上品な水色の紙箱にズラリと並ぶ、チョコレヰト。
店内には、一粒ひとつぶをジュエリィの扱いで陳列したショウケース。
深いカカオ色の滑らかなコイン型。
砕かれたナッツを
熟成の浅いワインのピンクにスパングルを散らした包み。
砂糖雪にくるまれた小さなボール。
ウィンターシーズン限定の、雪の結晶の型で抜かれた白チョコレヰト。
カシスボルドーでコーチングされた、中はおそらくドライベリーとラム酒の詰まったハート。

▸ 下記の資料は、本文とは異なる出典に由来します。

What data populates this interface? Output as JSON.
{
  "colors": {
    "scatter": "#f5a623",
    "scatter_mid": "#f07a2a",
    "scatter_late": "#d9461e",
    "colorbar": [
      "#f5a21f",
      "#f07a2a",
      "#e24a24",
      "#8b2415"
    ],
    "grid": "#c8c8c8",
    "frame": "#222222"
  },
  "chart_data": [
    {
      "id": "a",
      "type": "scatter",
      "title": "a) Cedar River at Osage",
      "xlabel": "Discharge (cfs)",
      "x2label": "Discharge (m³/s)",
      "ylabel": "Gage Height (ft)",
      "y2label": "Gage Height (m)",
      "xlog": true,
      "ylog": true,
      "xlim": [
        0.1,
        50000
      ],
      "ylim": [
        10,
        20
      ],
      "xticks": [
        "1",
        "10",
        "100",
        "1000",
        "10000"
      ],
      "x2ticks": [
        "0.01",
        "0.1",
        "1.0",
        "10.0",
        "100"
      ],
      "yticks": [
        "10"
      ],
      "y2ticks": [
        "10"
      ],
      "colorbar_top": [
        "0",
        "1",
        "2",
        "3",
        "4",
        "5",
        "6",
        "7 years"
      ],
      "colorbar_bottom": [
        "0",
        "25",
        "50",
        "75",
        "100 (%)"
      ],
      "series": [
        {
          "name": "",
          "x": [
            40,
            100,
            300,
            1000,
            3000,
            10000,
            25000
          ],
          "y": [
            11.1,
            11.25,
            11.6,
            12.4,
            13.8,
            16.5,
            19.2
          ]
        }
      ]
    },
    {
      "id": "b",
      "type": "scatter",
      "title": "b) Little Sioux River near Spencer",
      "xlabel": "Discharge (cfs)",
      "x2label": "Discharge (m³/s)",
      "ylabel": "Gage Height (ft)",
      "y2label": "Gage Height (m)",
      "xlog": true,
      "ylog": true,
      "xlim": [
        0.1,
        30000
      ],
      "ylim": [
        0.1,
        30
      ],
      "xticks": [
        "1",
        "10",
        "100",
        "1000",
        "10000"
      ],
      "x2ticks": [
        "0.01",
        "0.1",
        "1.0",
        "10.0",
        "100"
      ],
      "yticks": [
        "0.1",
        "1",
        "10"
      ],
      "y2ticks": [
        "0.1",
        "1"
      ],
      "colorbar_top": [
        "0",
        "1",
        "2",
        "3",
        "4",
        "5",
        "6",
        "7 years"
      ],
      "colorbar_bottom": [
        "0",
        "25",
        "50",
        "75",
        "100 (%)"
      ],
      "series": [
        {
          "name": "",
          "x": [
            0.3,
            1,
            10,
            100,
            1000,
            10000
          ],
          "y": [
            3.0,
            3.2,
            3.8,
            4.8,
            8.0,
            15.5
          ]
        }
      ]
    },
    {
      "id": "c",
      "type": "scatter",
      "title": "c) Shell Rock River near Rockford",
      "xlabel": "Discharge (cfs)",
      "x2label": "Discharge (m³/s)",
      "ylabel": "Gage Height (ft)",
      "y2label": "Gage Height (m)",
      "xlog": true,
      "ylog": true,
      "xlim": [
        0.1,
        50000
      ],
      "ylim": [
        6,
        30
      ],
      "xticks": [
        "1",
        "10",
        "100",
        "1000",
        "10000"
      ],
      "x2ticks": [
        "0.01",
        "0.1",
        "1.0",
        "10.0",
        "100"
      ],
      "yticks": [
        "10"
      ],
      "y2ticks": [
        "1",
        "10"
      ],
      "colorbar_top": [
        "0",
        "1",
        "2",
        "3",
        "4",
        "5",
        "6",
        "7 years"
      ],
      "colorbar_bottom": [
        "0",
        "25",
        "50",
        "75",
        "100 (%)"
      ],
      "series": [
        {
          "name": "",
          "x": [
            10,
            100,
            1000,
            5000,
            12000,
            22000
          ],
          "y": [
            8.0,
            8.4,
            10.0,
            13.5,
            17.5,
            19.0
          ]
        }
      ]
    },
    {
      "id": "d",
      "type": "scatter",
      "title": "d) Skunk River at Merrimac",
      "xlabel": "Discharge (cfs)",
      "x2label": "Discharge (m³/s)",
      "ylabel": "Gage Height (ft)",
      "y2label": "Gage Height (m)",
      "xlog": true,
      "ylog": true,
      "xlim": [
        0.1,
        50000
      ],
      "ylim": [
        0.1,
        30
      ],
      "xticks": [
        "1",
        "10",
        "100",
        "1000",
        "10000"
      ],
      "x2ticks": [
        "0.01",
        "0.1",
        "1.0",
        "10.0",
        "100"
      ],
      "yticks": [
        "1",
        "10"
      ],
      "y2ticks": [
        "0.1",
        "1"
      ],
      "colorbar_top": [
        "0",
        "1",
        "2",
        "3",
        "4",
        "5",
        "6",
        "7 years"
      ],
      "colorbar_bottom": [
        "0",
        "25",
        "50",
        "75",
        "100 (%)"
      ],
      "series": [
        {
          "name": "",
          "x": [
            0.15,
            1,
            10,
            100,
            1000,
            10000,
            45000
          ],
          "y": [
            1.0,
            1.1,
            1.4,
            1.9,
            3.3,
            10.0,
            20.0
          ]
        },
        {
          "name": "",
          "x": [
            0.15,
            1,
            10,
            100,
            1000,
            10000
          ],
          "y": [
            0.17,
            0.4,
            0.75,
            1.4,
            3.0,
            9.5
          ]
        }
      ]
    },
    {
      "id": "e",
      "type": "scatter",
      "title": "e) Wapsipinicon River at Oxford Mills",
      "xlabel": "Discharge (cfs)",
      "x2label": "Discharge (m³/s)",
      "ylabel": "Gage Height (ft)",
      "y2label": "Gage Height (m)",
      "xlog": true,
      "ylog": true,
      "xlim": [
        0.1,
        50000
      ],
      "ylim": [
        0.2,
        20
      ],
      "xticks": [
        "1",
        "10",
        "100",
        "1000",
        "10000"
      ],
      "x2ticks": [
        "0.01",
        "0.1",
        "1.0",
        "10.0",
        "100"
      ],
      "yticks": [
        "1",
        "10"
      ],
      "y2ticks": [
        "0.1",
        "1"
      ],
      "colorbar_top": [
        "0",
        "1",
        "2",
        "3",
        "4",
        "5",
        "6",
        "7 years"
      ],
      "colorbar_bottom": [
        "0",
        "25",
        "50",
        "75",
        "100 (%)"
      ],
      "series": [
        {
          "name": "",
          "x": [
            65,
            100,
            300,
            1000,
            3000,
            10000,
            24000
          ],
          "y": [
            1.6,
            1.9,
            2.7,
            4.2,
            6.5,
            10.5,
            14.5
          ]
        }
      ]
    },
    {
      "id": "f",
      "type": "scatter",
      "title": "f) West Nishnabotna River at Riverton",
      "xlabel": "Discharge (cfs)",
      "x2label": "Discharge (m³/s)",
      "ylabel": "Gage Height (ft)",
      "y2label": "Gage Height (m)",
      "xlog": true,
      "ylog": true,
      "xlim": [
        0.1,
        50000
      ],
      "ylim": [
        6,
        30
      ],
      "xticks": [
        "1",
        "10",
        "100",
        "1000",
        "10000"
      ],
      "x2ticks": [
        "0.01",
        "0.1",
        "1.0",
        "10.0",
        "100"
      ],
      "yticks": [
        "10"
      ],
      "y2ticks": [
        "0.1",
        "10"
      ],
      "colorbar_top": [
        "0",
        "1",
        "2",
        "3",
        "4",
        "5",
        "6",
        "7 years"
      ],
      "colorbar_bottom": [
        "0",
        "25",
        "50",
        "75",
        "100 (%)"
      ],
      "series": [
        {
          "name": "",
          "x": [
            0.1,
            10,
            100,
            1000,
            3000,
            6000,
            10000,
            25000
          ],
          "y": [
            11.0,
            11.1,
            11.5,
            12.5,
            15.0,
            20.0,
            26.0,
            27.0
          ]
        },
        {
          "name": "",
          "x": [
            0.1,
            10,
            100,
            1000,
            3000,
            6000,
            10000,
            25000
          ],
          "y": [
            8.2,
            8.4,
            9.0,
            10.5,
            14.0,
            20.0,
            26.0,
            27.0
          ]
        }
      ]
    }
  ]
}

入れ立てのココアの香りが溢れ出す店の外で、ナナシは香ばしく深い甘みと、香り高い苦みを喉の奥が思い出していた。
「テメェは卑しん坊のマンモーニか?」
後ろからかけられた声に振り返ると、深いチョコレヰト色のウールコートと白いストールに包んだプロシュートが居た。
長時間立ちつくして眺めていただろうか。
「買えばいいだろう」
「肌が荒れるとか太るとか言うのは、プロシュートでしょう」
ナナシが恨みがましい視線を投げると、ストールに隠れそうな唇が、珍しく柔らかな笑みを作った。
「たまになら、いいんじゃあないか?」
冬の曇天を透明なガラスに閉じ込めたような眼は、赤く血色を浮かせた冷たい頬の上から、何か試すように見下ろしている。
保護者に小遣いの使い道を監督されている子供の気持ちで、磨かれたウィンドウの中をもう一度眺めた。
深いチョコレヰト色のコートが、ふいに隣をすり抜ける。